Hantu itu tertawa, memperlihatkan deretan giginya yang menjijikkan, gelap dan dimakan usia, seolah rohnya menggerogoti tanah kuburannya agar bisa sampai ke permukaan.
"Katakan, Tuan Hantu, apakah kau ke sini hanya untuk menghinaku?"
Hantu itu menelengkan kepala. Untuk sesaat wajahnya seperti lugu sekali. "Aku hanya ingin tahu, apakah kau masih mempunyai niat untuk kembali ke Romawi?"
Jason menerawang, menemukan tembok yang catnya memudar, dan mural yang seolah menatap balik untuk menginterogasinya. "Aku mungkin telah memilih Yunani, tetapi aku tetap dilahirkan sebagai Romawi dan besar dalam cara Romawi. Aku tidak bisa mengubah masa laluku walau aku bisa memilih masa depanku. Nah, apakah aku boleh bekerja lagi sekarang? Aku perlu sesuatu untuk menopang hidupku." Bohong sedikit. Yang penting ia bisa segera keluar dari sini.
Lares itu mengangguk-angguk, seolah baru mengerti, padahal dia telah hidup terlalu lama untuk hanya sekadar mengerti prinsip hidup seorang remaja SMA. Jason jengah.

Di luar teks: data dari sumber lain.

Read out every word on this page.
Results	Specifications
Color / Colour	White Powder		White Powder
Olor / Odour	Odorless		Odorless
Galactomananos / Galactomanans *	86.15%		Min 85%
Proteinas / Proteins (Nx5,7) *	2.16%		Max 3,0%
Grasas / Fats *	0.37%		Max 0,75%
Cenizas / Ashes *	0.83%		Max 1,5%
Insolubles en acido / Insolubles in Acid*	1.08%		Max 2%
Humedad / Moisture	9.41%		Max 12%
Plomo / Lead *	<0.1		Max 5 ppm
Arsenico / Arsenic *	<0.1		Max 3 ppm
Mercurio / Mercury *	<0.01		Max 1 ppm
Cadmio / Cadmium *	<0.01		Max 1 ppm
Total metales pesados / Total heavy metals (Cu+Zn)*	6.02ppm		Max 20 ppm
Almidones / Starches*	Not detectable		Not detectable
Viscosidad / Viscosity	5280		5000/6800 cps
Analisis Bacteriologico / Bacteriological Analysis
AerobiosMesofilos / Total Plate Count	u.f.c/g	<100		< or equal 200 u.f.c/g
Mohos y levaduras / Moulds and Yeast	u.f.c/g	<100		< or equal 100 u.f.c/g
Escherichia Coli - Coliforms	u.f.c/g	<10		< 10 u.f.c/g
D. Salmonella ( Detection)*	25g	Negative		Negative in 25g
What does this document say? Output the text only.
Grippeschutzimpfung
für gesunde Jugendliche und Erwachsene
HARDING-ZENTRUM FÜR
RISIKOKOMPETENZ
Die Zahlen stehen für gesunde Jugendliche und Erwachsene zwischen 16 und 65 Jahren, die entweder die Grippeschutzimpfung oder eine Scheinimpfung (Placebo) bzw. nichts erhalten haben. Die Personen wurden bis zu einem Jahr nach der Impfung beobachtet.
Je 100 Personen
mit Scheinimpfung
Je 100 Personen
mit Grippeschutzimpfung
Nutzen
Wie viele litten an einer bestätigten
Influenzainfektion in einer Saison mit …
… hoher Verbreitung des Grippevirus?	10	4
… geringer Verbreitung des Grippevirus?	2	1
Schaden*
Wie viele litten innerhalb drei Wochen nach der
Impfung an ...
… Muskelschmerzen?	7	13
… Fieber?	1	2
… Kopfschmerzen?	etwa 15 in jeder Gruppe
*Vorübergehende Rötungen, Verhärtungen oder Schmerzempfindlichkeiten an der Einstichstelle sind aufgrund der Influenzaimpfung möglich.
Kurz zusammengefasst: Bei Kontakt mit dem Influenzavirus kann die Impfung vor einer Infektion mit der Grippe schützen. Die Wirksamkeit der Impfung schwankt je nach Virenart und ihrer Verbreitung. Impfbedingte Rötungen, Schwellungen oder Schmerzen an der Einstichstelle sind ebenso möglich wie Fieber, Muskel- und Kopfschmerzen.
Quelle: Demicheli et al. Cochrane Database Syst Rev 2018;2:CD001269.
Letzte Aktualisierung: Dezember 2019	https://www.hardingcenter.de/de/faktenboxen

"Ingatlah, Nak. Mungkin kau sudah memilih Yunani. Kau sudah merasuk ke dalam kehidupan manusia biasa. Kau membuat pilihan, kau mengambil keputusan. Banyak hal yang bisa diatur untuk ke depannya, tetapi asal-usulmu adalah sesuatu yang pasti. Kau tidak bisa melupakan Romawi begitu saja."
Seiring berakhirnya kalimat tersebut, lares itu memudar, dan Ryan menyalak pada udara kosong.
Bulu kuduk Jason berdiri, seolah dia baru saja mengalirkan listrik statis pada dirinya sendiri.
"B-baiklah, Ryan, ayo kita latihan lagi sekarang. Bisakah kau lari lebih cepat?"
Pemilik toko memutuskan sistem gaji mingguan, dan ia sekali lagi meminta maaf karena hanya bisa memberikan nilai minimal. Jason menerima bayaran pertamanya dua minggu setelah bekerja, dengan tambahan bonus beberapa dolar karena jasa mereka dipakai untuk dua anjing besar kepolisian Arkansas, yang telah menjadi langganan.
Jason pulang nyaris bersamaan dengan Piper, dia lebih dahulu. Piper bercerita tentang PR yang dikerjakannya di ruang latihan, dia berkisah sambil mengeluarkan beberapa baju lamanya yang tak pernah dipakai lagi. Jason mendengarkan sambil mengutak-atik lampu meja Piper yang rusak.
Uang di sakunya terasa berat, seakan minta pertanggungjawaban. Aku harus diapakan?
Nilai itu dapat membayarkan makan dia dan Piper di restoran yang cukup ternama, walaupun pasti langsung ludes jika menambahkan urusan tipnya.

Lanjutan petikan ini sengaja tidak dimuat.